Marco
Vichi
Dopo anni di esperienza ero diventato uno dei più importanti esperti internazionali di olivi. Avevo fatto il giro del mondo insegnare come si pianta un olivo, come si concima, come si pota, quando e come si raccoglie, come si frange. Ero stato in California, in Canada, in Australia, in Sudafrica, ma quando mi arrivò la richiesta di un’azienda del Nepal rimasi piuttosto sorpreso. Parlammo a lungo via mail, in inglese. Chiesi informazioni sulla composizione della terra, sulle temperature, sulle escursioni termiche, e ovviamente sull’altitudine. Quando mi dissero che volevano piantare migliaia di olivi a 1.500 metri di altitudine, manifestai la mia sincera perplessità, ma loro insistevano…
Volevano piantare migliaia di olivi su un altipiano a 1.500 metri di altitudine. Avevano scelto me come consulente, accettavo o non accettavo? Ho sempre amato le sfide, e dunque accettai, ma non ero molto contento. Il primo viaggio in Nepal non fece che confermare le mie perplessità: la terra era buona, ma a 1.500 metri gli olivi avrebbe sofferto non poco, e probabilmente non avrebbero fatto nessuna oliva, ma loro insistevano… Spiegai che fino a 800 o al massimo 1.000 metri, con un clima favorevole non ci sarebbero stati problemi, mentre in quella situazione era davvero molto rischioso, ma loro insistevano… E allora dissi va bene, proviamoci, ma ricordatevi che io ve lo avevo detto. Nessun problema, dissero loro, e così cominciammo a lavorare. Andando e venendo dal Nepal feci preparare il terreno, feci arrivare le piante dall’Italia, seguii il lavoro in tutte le fasi, fino a che la follia del grande oliveto nepalese non arrivò a compimento. Adesso si doveva solo aspettare che il lavoro desse i suoi frutti… che ovviamente non sarebbero arrivati. Ogni tanto mi arrivava una mail con qualche richiesta di suggerimenti, e prontamente rispondevo.

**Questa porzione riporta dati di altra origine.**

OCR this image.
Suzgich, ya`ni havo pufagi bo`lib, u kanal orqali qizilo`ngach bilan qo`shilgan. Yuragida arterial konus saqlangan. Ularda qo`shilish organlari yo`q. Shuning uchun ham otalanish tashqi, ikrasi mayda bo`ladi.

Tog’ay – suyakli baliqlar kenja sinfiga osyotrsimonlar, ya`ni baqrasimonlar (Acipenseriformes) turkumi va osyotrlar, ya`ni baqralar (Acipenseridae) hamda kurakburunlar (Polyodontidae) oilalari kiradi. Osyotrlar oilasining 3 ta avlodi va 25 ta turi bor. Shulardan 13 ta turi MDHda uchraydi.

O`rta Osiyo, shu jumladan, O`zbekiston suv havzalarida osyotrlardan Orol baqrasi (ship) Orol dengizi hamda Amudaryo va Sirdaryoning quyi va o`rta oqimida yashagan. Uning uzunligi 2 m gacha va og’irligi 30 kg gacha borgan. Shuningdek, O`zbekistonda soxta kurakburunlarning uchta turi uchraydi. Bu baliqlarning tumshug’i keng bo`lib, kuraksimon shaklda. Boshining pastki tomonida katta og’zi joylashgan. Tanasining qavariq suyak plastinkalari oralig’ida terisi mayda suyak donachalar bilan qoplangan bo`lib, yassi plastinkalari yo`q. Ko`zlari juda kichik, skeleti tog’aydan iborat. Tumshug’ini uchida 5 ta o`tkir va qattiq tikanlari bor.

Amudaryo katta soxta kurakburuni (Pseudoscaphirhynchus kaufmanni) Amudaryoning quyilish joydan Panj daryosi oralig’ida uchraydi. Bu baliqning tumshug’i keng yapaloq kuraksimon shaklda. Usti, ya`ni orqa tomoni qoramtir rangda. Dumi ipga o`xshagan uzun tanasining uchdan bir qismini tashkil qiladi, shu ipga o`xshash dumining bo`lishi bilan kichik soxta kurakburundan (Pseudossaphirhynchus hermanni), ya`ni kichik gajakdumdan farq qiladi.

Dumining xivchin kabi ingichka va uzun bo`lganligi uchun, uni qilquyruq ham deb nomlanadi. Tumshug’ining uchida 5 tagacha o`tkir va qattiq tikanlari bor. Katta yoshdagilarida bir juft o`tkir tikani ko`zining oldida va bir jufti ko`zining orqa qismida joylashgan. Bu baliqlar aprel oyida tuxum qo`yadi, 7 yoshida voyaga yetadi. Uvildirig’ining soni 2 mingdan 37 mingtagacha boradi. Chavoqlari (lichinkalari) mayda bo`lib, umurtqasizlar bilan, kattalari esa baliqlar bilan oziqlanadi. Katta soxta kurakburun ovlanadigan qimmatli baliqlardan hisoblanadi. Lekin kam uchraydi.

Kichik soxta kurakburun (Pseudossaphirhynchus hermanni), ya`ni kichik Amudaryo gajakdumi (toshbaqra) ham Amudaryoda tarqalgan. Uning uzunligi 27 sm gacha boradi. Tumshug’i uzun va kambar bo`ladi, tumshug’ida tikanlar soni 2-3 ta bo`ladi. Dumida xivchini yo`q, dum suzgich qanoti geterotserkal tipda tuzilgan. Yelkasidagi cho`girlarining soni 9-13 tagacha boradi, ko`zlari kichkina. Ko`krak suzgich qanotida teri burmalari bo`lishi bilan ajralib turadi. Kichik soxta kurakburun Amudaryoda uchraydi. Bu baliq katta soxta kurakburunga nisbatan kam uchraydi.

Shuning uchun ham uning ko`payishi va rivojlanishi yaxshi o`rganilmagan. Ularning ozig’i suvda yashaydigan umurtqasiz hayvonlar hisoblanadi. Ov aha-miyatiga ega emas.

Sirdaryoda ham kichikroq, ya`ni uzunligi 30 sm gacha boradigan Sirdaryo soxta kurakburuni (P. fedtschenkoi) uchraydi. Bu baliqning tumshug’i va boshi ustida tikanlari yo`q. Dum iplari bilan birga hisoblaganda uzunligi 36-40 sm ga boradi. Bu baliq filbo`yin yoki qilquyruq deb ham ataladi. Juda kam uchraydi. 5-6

Quando mi mandavano le foto delle piantine che crescevano, mi complimentavo, anche se sapevo bene che non sarebbe successo nulla. Le piante sarebbero diventate alberi, perché l’olivo è tenace, ma quai rami non avrebbero visto olive, a meno di un miracolo. Passava il tempo, mesi, anni… Dopo tre anni, in una situazione normale sarebbero apparse le olive. Ma in Nepal a 1.500 metri no di certo, mi dicevo. Mi arrivò una mail, mi chiedevano di andare a trovarli. Salii sull’aereo con la valigia gonfia di preventiva delusione. Non poteva apparire nessuna oliva a quell’ altitudine, ma loro avevano insistito… Quando arrivai in aeroporto mi accolsero con il sorriso sulle labbra, e allora chiesi se gli alberi erano carichi di olive, cioè se era avvenuto il miracolo. "Venga a vedere" dicevano sorridendo. Salimmo in macchina e partimmo. Immaginavo che da un momento all’altro mi portassero in un vicolo e mi riempissero di botte, o che addirittura mi ammazzassero a coltellate per averli presi in giro, ma in realtà io glielo avevo detto e ripetuto, e loro avevano insistito… Arrivammo in cima all’altipiano.
Scesi dalla macchina e cominciai a camminare tra gli olivi. Era tutto come avevo previsto. Ogni tanto in cima a un ramo si trovava un’oliva piccola e infreddolita, che si chiedeva cosa ci facesse in Nepal a 1.500 metri di altitudine. Era desolante vedere quella distesa di olivi che non avrebbero mai prodotto una sola goccia di olio, che tristezza. Mi voltai verso di loro e allargai le braccia. "Ve lo avevo detto, ma voi avete insistito… Questi alberi non faranno mai olive e non avrete mai una sola goccia d’olio" dissi. Loro scoppiarono a ridere. "A noi non ce ne importa nulla delle olive e dell’olio." "E allora cosa ci fate con queste piante?" "Ci facciamo il tè." "Che avete detto?" "Ci facciamo il tè. Abbiamo un’enormità di richiesta in India, non riusciamo ad accontentare tutti." Mi spiegarono che a quell’altitudine l’olivo un po’ sofferente continuava buttare fuori foglie nuove, le più adatte per fare il tè. Allargai di nuovo le braccia, sbalordito… Credevo di essere un esperto di olivi, ma avevo ancora molto da imparare.